My biggest struggle in life currently is dealing with everyone's opinions on what I am. By this, I mean everyone's opinions discussing if I am white or black. This comes with the price of being a black daughter to white parents. It isn't your fault, Mom and Dad, because regardless of how my family looks, I am black.
For some reason, all these people think it is their job to classify, categorize, and label me however they want, based on the fact that my parents and siblings are white. Yes, my dad is Polish and my mom is all types of European. Yes, my brother and sister are a combination of both. Yes, my brother-in-law is also Polish, and my sister-in-law is Eastern European. What does that have to do with me being black? Last time I checked, no one has the right to label me. I have carried this burden from elementary school, through high school, and now into my adult life.
In elementary school, I was told by a boy that I wasn't black, because of the clothes I wore. I'm sorry, I didn't know shorts and T-shirts were a white people thing. I asked him, "What are you wearing that I'm not that makes me any less black than you," and he said, "I wear baseball jerseys." We went back to class and all the white boys in the classroom had on a baseball jersey, because the World Series was on. He also told me that because my mom and dad were white, that makes me white, because apparently you are what your parents are.
In middle school and high school I was "too white," because I went to a private school, where I was one of seven black kids in my graduating class of 124. I'm sorry, I didn't know wanting a good education was a white thing. Well, that good white education set me up to be able to be graduating this year with two bachelor's degrees and two teaching certifications. #BlackExcellence.
I was also too white because my dad moved us to a nice, quiet neighborhood. I was still living in a city that's being ripped apart by violence, was still driving through tough and unsafe neighborhood to get to my house. I was still being told by my friend who lived in the boondocks that they were scared to come to my house, because they had to drive through the south side or the west side, but because no one has been shot in my front yard, I'm not black? I'm still saying R.I.P. to kids I was friends with in elementary school who are being killed before they turn 21, and you're so shocked that I know them, because that kind of violence is a black thing, and because I had a swimming pool I was white.
Then I got to college. Going into my senior year, I have yet to be told I am white from someone I have met here. However, I am still being told this by people I thought I was friends with in high school (go figure). Someone actually said to me, "I find it weird that you hang out with black people all of a sudden," and "My dad doesn't really like black people but he likes you because your family's white." A majority of the people I hang out with in college are black. Why, you ask (because you really think this is your business)?

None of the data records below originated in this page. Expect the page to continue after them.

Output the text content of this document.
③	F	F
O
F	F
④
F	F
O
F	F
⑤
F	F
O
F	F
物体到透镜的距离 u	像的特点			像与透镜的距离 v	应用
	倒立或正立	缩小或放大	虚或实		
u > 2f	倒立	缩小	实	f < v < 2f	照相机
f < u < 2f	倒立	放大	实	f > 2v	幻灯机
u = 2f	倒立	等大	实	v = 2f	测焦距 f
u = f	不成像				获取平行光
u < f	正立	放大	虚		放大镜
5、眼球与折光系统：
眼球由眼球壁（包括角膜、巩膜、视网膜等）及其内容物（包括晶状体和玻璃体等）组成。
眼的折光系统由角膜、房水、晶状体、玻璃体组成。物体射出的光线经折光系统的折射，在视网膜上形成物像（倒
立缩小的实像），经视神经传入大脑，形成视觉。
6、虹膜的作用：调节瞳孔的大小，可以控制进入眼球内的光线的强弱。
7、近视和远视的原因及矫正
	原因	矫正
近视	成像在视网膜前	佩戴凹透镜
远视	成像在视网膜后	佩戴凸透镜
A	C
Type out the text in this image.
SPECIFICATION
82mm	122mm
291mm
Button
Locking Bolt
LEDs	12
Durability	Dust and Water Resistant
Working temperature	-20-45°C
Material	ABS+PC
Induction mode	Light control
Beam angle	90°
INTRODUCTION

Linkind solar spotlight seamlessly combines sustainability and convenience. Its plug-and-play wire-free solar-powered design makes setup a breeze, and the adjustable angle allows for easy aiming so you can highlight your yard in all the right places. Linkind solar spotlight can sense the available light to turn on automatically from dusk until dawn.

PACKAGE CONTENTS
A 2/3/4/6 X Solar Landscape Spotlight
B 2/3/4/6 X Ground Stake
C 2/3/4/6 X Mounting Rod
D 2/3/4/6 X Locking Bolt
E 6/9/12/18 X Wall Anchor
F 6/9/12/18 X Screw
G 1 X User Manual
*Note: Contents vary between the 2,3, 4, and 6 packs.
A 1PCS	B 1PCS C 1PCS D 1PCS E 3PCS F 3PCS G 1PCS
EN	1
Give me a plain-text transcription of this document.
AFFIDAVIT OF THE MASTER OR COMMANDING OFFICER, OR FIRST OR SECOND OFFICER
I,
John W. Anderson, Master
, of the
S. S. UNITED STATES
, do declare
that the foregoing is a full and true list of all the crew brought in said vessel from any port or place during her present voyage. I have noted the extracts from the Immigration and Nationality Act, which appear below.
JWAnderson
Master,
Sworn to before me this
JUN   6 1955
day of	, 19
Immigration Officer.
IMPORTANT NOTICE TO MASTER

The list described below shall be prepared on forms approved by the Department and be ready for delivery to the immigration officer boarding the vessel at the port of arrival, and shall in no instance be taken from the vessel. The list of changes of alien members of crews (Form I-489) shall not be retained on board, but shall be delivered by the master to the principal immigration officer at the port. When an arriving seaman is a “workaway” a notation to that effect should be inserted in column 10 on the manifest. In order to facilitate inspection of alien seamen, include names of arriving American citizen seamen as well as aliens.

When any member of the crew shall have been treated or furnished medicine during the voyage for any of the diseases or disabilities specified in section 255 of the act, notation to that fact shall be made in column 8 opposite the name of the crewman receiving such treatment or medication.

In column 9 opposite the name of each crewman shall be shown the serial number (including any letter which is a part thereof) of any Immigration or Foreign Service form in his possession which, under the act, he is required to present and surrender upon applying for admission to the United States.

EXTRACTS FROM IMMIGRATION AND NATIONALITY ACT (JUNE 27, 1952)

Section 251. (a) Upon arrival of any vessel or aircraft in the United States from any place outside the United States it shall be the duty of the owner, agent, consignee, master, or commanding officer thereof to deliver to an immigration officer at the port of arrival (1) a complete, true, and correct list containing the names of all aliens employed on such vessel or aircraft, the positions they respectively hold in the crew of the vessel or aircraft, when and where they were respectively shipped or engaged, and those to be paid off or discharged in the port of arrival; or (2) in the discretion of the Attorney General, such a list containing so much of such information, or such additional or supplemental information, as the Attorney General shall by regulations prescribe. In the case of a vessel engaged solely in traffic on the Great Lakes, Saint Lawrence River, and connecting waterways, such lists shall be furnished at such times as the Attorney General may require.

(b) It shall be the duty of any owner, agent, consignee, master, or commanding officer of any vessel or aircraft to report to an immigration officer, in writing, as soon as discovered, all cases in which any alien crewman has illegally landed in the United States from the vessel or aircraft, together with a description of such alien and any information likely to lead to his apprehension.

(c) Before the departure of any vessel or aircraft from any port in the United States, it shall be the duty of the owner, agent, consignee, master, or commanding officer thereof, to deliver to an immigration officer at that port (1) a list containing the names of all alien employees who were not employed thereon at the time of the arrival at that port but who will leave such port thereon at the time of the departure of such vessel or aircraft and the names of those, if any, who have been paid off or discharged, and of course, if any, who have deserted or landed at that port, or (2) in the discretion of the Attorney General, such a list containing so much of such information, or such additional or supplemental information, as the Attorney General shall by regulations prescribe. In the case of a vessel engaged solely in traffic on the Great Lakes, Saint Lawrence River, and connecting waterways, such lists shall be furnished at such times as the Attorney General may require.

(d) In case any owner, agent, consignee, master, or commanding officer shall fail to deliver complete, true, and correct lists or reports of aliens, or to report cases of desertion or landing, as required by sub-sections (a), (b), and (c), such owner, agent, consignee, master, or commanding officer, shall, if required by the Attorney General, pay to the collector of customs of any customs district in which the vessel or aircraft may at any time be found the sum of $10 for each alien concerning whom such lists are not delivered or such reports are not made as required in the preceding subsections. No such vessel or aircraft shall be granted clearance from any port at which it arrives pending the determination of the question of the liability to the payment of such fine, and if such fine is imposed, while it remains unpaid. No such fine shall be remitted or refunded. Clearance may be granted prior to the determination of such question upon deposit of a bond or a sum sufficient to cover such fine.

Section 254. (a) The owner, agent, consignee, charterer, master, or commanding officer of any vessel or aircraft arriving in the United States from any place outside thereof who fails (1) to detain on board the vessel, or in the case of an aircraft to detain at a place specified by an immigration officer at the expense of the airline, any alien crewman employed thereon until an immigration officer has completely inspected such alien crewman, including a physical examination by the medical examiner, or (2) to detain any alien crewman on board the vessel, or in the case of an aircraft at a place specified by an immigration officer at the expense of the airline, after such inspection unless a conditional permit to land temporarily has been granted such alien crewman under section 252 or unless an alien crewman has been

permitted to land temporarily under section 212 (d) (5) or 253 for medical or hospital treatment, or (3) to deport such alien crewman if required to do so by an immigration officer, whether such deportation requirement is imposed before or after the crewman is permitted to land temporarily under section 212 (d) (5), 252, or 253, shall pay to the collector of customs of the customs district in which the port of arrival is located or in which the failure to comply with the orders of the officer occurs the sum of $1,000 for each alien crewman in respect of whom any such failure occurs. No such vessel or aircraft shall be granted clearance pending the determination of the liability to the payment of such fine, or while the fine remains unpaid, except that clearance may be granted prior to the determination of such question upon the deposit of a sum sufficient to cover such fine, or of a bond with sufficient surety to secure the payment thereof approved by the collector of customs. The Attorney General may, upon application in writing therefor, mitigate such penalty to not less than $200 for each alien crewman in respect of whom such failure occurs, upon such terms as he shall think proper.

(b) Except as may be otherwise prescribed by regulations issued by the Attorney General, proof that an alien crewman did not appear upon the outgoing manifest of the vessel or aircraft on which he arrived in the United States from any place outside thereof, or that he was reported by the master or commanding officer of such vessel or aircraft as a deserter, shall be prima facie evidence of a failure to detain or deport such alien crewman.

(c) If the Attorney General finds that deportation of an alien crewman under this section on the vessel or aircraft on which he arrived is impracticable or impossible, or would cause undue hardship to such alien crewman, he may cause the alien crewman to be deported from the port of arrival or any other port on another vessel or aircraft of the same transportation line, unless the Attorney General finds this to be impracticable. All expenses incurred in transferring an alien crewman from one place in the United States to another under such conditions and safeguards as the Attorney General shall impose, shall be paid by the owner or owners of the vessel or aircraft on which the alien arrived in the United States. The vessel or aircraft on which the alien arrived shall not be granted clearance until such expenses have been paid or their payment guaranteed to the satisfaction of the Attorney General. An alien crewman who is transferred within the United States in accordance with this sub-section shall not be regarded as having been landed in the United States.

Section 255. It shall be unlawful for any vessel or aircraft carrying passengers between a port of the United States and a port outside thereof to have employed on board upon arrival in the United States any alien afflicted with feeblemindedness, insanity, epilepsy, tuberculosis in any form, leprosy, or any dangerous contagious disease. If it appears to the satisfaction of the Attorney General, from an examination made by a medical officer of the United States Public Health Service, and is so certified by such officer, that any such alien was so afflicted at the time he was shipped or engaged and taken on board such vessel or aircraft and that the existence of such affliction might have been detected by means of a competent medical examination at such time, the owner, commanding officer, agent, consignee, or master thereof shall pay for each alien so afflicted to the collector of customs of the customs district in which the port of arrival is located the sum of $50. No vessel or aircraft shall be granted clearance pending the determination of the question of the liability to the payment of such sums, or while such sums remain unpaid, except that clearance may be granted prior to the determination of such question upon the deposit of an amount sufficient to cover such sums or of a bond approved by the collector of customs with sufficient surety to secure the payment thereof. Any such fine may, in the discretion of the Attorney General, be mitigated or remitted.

After spending 17 years of being told I was something I'm not, I needed to find myself, by myself, for myself. Yes, for myself, not for you bored, ignorant people I used to call my friends. I joined multicultural clubs, because that is where I felt I fit it (considering I spent 17 years being told I was too white for the black kids) and was accepted. Shout out to my P.O.W.E.R. family. (For those who don't know, P.O.W.E.R. is a multicultural, NOT JUST BLACK club on campus that stands for Pride in Our Work, Ethnicity and Race).
Here, I began to feel comfortable in my skin, comfortable being adopted, comfortable being Sarah. I've also made a lot of friends from all different types of backgrounds who just see me as Sarah and these people are my best friends.
For the naysayers who are still out there, let me fill you in on something. I am 64 percent African, 23 percent Hispanic/Hispanic-American and 13 percent European. Of that 64 percent, I am 38 percent West African (Ghana, Ivory Coast, Benin, Togo, Mali and Senegal), and 26 percent from Congo and Cameroon. The 23 percent is from South America and the Dominican Republic. The 13 percent is from Great Britain. Yes, I am black, but because I know one of you is going to question that 13 percent, let me clarify:
Here's a quick history lesson for you: During the Atlantic Slave Trade (or Transatlantic Slave Trade), Africans from West Africa were taken on slave ships to America. Slave traders were the Portuguese, British, French, Spanish and Dutch. In America, men of these European extractions raped enslaved women.
My 13 percent British ethnicity comes from my enslaved ancestors who either escaped or survived. That is how I am here today.
Call me "too white" again. I dare you.